The Income Tax Act, 1961, and the Income Tax Rules, 1962, govern the process of filing Income Tax Returns in India. Form 3CE is a part of this process and is an Audit Report format and is required by Section 44DA.

Section 44DA Sub-Section 2 of the Income Tax Act, 1961, and Rule 6GA are specifically related to the use of Form 3CE.

====Application of Form 3CE====
 Form 3CE is an Audit Report that is required to be submitted by non-residents or a foreign company doing business in the Indian Territory. These Assesses are required to maintain proper Books of Accounts and other documents for verification by a qualified Accountant or Auditing Authority. The Accounts should be Audited and presented along with the Income Tax Returns. The Audit Report, in this case, should be in the format specified in Form 3CE.

====Components of Form 3CE====
There are key components that are present in the format of Form 3CE.
- The Name and Address of the non-resident along with the Permanent Account Number (PAN).

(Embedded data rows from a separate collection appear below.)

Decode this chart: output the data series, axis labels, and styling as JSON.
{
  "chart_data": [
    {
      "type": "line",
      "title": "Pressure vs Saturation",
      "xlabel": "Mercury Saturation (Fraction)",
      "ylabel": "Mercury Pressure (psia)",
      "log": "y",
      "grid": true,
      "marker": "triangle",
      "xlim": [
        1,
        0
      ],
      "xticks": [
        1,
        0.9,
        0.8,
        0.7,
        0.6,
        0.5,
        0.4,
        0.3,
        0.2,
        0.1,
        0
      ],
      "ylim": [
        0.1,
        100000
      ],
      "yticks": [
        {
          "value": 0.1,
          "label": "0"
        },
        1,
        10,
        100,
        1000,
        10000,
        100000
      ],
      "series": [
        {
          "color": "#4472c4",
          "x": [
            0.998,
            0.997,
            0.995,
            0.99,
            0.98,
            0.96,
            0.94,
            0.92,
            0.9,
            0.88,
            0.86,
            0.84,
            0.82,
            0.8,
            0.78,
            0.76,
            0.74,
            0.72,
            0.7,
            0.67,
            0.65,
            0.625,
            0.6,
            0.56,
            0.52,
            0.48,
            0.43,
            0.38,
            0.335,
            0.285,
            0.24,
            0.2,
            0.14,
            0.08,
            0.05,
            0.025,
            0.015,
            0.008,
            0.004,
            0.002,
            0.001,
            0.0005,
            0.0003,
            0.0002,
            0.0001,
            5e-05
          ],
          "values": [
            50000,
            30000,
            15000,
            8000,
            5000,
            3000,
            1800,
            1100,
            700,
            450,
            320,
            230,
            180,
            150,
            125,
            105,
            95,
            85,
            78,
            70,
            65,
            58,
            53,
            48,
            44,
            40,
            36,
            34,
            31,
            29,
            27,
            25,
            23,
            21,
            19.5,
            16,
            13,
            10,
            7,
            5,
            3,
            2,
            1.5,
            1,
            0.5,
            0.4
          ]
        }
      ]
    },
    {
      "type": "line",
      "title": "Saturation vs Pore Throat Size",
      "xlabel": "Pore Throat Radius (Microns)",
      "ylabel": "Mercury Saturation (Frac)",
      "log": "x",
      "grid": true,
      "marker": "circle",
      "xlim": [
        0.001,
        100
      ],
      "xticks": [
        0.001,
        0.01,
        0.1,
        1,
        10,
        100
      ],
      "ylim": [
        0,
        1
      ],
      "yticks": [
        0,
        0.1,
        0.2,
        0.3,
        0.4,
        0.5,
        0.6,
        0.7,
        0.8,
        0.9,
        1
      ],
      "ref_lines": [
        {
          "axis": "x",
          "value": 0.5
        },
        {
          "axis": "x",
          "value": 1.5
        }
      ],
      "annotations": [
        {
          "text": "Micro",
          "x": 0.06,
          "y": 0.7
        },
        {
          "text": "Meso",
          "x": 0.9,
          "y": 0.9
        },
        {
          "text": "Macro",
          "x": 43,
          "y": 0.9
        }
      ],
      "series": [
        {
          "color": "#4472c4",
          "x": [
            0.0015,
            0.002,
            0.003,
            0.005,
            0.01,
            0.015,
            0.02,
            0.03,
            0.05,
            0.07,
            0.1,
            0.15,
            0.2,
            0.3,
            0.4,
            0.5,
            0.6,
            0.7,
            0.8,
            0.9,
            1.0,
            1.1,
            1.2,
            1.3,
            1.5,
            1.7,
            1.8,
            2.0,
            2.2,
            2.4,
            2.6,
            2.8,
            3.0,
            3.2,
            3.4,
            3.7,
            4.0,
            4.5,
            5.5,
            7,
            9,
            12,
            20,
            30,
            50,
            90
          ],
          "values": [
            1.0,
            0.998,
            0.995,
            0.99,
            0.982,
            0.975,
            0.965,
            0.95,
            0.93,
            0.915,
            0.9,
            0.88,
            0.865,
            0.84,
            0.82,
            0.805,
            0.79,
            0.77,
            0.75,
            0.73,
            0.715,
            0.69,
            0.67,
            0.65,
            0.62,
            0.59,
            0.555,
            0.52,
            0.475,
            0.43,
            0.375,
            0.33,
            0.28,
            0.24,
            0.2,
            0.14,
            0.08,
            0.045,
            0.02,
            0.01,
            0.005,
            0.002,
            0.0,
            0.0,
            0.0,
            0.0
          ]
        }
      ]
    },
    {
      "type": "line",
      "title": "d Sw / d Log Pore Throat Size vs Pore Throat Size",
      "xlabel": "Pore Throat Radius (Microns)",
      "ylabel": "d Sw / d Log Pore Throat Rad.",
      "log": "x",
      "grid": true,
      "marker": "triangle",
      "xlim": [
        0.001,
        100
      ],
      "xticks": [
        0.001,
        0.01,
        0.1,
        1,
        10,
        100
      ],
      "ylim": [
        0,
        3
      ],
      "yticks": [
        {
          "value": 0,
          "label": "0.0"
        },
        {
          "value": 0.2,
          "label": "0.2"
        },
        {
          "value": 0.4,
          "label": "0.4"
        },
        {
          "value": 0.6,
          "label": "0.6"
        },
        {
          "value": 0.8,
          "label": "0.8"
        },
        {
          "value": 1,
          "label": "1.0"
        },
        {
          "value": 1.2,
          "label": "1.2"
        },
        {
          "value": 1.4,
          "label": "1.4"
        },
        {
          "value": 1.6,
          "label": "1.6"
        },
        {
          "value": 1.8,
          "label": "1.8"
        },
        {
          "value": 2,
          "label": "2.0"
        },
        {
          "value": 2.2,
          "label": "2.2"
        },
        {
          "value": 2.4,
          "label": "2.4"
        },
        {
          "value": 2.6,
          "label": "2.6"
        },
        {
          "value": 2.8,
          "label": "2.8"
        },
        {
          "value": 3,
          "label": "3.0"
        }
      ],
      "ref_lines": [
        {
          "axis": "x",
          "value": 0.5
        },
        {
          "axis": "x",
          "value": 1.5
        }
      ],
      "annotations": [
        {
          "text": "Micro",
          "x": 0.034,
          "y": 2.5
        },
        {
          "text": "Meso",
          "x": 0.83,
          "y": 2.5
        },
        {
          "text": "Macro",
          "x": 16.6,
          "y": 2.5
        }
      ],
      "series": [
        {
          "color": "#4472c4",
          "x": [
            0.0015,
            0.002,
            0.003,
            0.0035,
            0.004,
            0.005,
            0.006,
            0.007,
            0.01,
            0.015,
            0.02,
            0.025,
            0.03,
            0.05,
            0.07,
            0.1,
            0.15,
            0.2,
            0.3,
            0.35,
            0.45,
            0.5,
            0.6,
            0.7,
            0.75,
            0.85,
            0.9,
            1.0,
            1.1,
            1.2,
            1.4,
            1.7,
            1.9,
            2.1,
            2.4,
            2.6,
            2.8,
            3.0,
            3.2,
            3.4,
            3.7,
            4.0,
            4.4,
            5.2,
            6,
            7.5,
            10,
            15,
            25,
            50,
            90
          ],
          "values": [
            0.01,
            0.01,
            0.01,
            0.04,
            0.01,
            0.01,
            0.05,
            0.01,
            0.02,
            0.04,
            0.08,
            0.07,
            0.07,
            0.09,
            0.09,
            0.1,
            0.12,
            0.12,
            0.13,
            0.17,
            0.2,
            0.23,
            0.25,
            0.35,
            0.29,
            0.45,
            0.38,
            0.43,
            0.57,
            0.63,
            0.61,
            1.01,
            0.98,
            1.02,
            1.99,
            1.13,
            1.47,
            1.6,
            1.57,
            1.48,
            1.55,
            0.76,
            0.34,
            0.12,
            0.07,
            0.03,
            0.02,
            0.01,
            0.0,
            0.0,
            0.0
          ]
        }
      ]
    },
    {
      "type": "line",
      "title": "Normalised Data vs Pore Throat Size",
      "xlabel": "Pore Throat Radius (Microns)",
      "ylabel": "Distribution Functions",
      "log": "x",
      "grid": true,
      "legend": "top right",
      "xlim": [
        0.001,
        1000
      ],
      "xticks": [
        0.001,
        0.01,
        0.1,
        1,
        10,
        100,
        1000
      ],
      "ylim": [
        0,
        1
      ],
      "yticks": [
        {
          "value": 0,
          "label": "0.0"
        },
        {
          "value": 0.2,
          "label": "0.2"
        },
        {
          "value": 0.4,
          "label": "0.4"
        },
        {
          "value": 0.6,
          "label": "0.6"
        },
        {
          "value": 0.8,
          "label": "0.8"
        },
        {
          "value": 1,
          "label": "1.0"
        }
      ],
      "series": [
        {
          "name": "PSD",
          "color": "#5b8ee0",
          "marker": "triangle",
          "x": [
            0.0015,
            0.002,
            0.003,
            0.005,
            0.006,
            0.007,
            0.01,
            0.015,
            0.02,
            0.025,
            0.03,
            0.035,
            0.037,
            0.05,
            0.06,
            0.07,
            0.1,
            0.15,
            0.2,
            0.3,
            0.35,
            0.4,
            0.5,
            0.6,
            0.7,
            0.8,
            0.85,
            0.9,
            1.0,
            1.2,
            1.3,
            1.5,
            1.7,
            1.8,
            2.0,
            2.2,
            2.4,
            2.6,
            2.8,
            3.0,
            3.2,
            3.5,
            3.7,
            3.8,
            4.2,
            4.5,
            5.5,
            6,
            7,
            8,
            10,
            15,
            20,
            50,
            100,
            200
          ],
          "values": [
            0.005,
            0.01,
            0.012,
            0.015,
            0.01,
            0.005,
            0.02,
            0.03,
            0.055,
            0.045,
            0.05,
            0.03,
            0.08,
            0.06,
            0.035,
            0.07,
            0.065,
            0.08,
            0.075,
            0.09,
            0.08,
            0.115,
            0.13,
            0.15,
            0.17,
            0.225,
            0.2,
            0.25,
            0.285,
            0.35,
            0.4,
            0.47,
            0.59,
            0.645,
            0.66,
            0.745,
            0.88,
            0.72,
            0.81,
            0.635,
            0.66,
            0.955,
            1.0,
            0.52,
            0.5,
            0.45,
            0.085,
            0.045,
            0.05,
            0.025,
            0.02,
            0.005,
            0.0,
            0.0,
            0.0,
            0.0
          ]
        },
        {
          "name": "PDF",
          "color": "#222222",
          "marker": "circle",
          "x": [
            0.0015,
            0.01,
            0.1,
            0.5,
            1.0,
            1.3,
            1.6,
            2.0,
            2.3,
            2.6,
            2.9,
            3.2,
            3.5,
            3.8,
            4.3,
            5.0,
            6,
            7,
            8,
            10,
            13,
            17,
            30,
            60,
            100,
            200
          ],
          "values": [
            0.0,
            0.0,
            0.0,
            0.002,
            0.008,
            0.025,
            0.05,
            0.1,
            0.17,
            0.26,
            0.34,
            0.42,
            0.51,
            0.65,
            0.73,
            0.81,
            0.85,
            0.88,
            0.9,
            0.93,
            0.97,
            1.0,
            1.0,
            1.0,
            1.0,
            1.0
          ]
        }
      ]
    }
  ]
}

The same section also carries the Address of the permanent establishment or fixed place of a profession in the Indian Territory.
- A declaration by the Auditing Authority stating that every necessary information related document and explanation have been duly verified. The declaration also announces the Auditing Authority's method to determine the Income of the Assessee through Royalty or Fees for the technical services offered.
- A declaration that the mentioned Right of Property or Contract with relation to the Royalty or Fees offered in lieu of technical services is related to the permanent establishment or fixed place of a profession in the Indian Territory.
- The Form also clearly declares the Amount in the form of Royalty or Fees under Section 44DA of the Income Tax Act, 1961. The Assessment Year is also mentioned in this section.
- There is also a declaration regarding the Annexure to Form 3CE that specifies the details of the Royalty or Fees that the non-resident has earned by offering Technical Services.

====Annexure====
Form 3CE is attached with an Annexure that gives a detailed account of the Royalty or Fees that a Non Resident may have earned by way of offering Technical Services.

Part A of the Annexure specifies details regarding the non-resident Assessee including Name, Address of the enterprise in India, permanent account number (PAN), Assessment Year and Status.

Part B specifies details of the Books of Accounts and as to whether they were duly verified or not. The names of the Books of Accounts, as well as the Method of Accounting, is mentioned in this section

Part C includes a copy of the Agreement with the Indian Government or the concerned body in India. Other details like the Nature of the Technical Services, details of Expenditure or Allowance, Nature of the connection of the said earnings with the place of business in India are also mentioned in this section.